Similarly, Ivana Bacik - who broke down momentarily reflecting on her activism on the issue of abortion as a student, when floods of women in crisis reached out for information - believes too there could be some changes. But she urged colleagues to be cognisant of the fact that voters had cast their ballot with an outline of the law in mind.
Her tales of women calling a group of college students to get access to a number was a reminder of how long this has been a key issue in Ireland.
That was pre-internet, Ms Bacik reminded members, as she spoke of the "long road" to the point at which the country now finds itself.
It was fitting then that Google had chosen to reveal how much was spent on ads before it suspended advertising during the campaign.
Advertisers paid €78,314, which led to more than 15 million views across 817 ads during the lead-up to the referendum.
The role the internet and social media played has sparked some reflection on the role those new frontiers will play in the electoral process in future.
Ms Bacik was not the only one to note the milestones over the decades leading up to the vote, including the 2013 Protection of Life Bill. That debate turned sour in the Seanad with "disgusting" language used, she recalled, expressing hope that this bill would not face a similar fate.
Peppered in the opening statements were pleas for respectful discussion - that's all well and good in the first hours. It was the last days of Dáil debate, with late hours and frayed tempers, that saw tensions flare.
On several occasions, Leas Cheann Comhairle Pat 'The Cope' Gallagher warned deputies against "inviting interruptions".
Fine Gael TD Kate O'Connell appeared frustrated with the way in which things were panning out on Wednesday night, telling anti-abortion TDs that the Yes side had won in May. "Ye lost and it must be hurting but we'll get our way in the end," she warned, suggesting sitting after midnight.
In the end, however, it wasn't necessary. The final vote was held just before midnight on Wednesday, moving Ireland a step closer to having abortion. But the relief for Mr Harris was short-lived as he was before the Seanad just over 12 hours later to kick the process off once more.

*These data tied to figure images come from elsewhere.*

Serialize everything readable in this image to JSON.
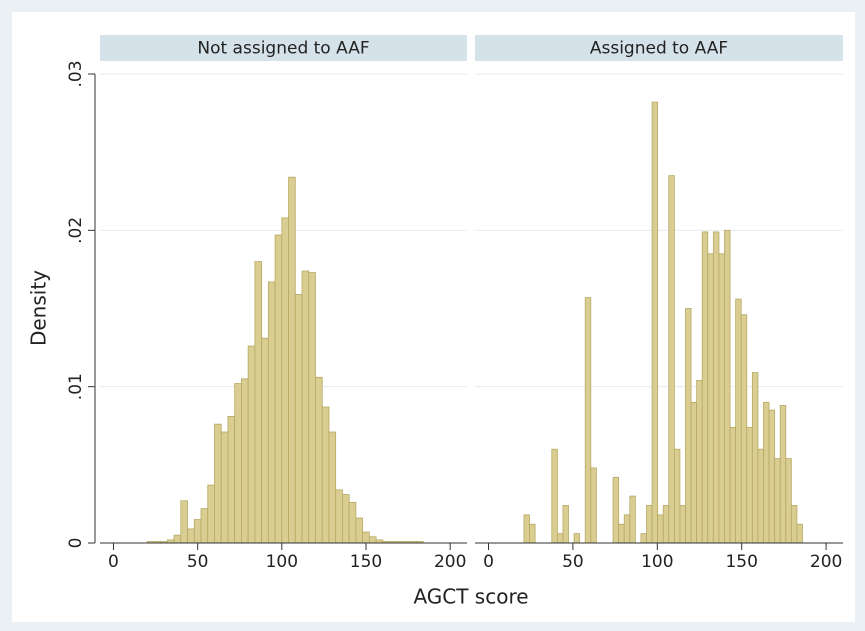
{
  "chart_data": [
    {
      "type": "histogram",
      "title": "Not assigned to AAF",
      "ylabel": "Density",
      "xlabel": "AGCT score",
      "color": "#d9cd92",
      "edge_color": "#b7a962",
      "grid": true,
      "bins": [
        20,
        24,
        28,
        32,
        36,
        40,
        44,
        48,
        52,
        56,
        60,
        64,
        68,
        72,
        76,
        80,
        84,
        88,
        92,
        96,
        100,
        104,
        108,
        112,
        116,
        120,
        124,
        128,
        132,
        136,
        140,
        144,
        148,
        152,
        156,
        160,
        164,
        168,
        172,
        176,
        180,
        184
      ],
      "values": [
        0.0001,
        0.0001,
        0.0001,
        0.0002,
        0.0005,
        0.0027,
        0.0009,
        0.0015,
        0.0022,
        0.0037,
        0.0076,
        0.0071,
        0.0081,
        0.0102,
        0.0105,
        0.0126,
        0.018,
        0.0131,
        0.0167,
        0.0197,
        0.0208,
        0.0234,
        0.0159,
        0.0174,
        0.0173,
        0.0106,
        0.0087,
        0.0071,
        0.0034,
        0.0031,
        0.0026,
        0.0016,
        0.0007,
        0.0004,
        0.0002,
        0.0001,
        0.0001,
        0.0001,
        0.0001,
        0.0001,
        0.0001
      ],
      "xlim": [
        -8,
        210
      ],
      "xticks": [
        0,
        50,
        100,
        150,
        200
      ],
      "ylim": [
        0,
        0.03
      ],
      "yticks": [
        0,
        {
          "value": 0.01,
          "label": ".01"
        },
        {
          "value": 0.02,
          "label": ".02"
        },
        {
          "value": 0.03,
          "label": ".03"
        }
      ]
    },
    {
      "type": "histogram",
      "title": "Assigned to AAF",
      "color": "#d9cd92",
      "edge_color": "#b7a962",
      "grid": true,
      "bins": [
        21,
        24.3,
        27.6,
        30.9,
        34.2,
        37.5,
        40.8,
        44.1,
        47.4,
        50.7,
        54,
        57.3,
        60.6,
        63.9,
        67.2,
        70.5,
        73.8,
        77.1,
        80.4,
        83.7,
        87,
        90.3,
        93.6,
        96.9,
        100.2,
        103.5,
        106.8,
        110.1,
        113.4,
        116.7,
        120,
        123.3,
        126.6,
        129.9,
        133.2,
        136.5,
        139.8,
        143.1,
        146.4,
        149.7,
        153,
        156.3,
        159.6,
        162.9,
        166.2,
        169.5,
        172.8,
        176.1,
        179.4,
        182.7,
        186
      ],
      "values": [
        0.0018,
        0.0012,
        0,
        0,
        0,
        0.006,
        0.0006,
        0.0024,
        0,
        0.0006,
        0,
        0.0157,
        0.0048,
        0,
        0,
        0,
        0.0042,
        0.0012,
        0.0018,
        0.003,
        0,
        0.0006,
        0.0024,
        0.0282,
        0.0018,
        0.0024,
        0.0235,
        0.006,
        0.0024,
        0.015,
        0.009,
        0.0104,
        0.0199,
        0.0185,
        0.0199,
        0.0185,
        0.02,
        0.0074,
        0.0156,
        0.0146,
        0.0074,
        0.0109,
        0.006,
        0.009,
        0.0085,
        0.0054,
        0.0088,
        0.0054,
        0.0024,
        0.0012
      ],
      "xlim": [
        -8,
        210
      ],
      "xticks": [
        0,
        50,
        100,
        150,
        200
      ],
      "ylim": [
        0,
        0.03
      ],
      "yticks": [
        0,
        {
          "value": 0.01,
          "label": ".01"
        },
        {
          "value": 0.02,
          "label": ".02"
        },
        {
          "value": 0.03,
          "label": ".03"
        }
      ]
    }
  ]
}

There may be lessons to be drawn from the way the debate was handled in the lower house. TDs were quick to rise to harsh words from across the floor and the sniping was - at many stages - not the most parliamentary of exchanges to say the least.
There was also more than a few lengthy interventions by supporters of the bill (often preceded by claims that they did not wish to take up time), that didn't particularly cover any new ground.
It led some to question the wisdom of contributing at length when doing so was only adding to the delay.
All the while work is still under way to introduce services in the first week of January as planned - whether that was a political or woman-centred move is a moot point now.
The expectation has been raised among the public, who will be watching with interest over the coming days.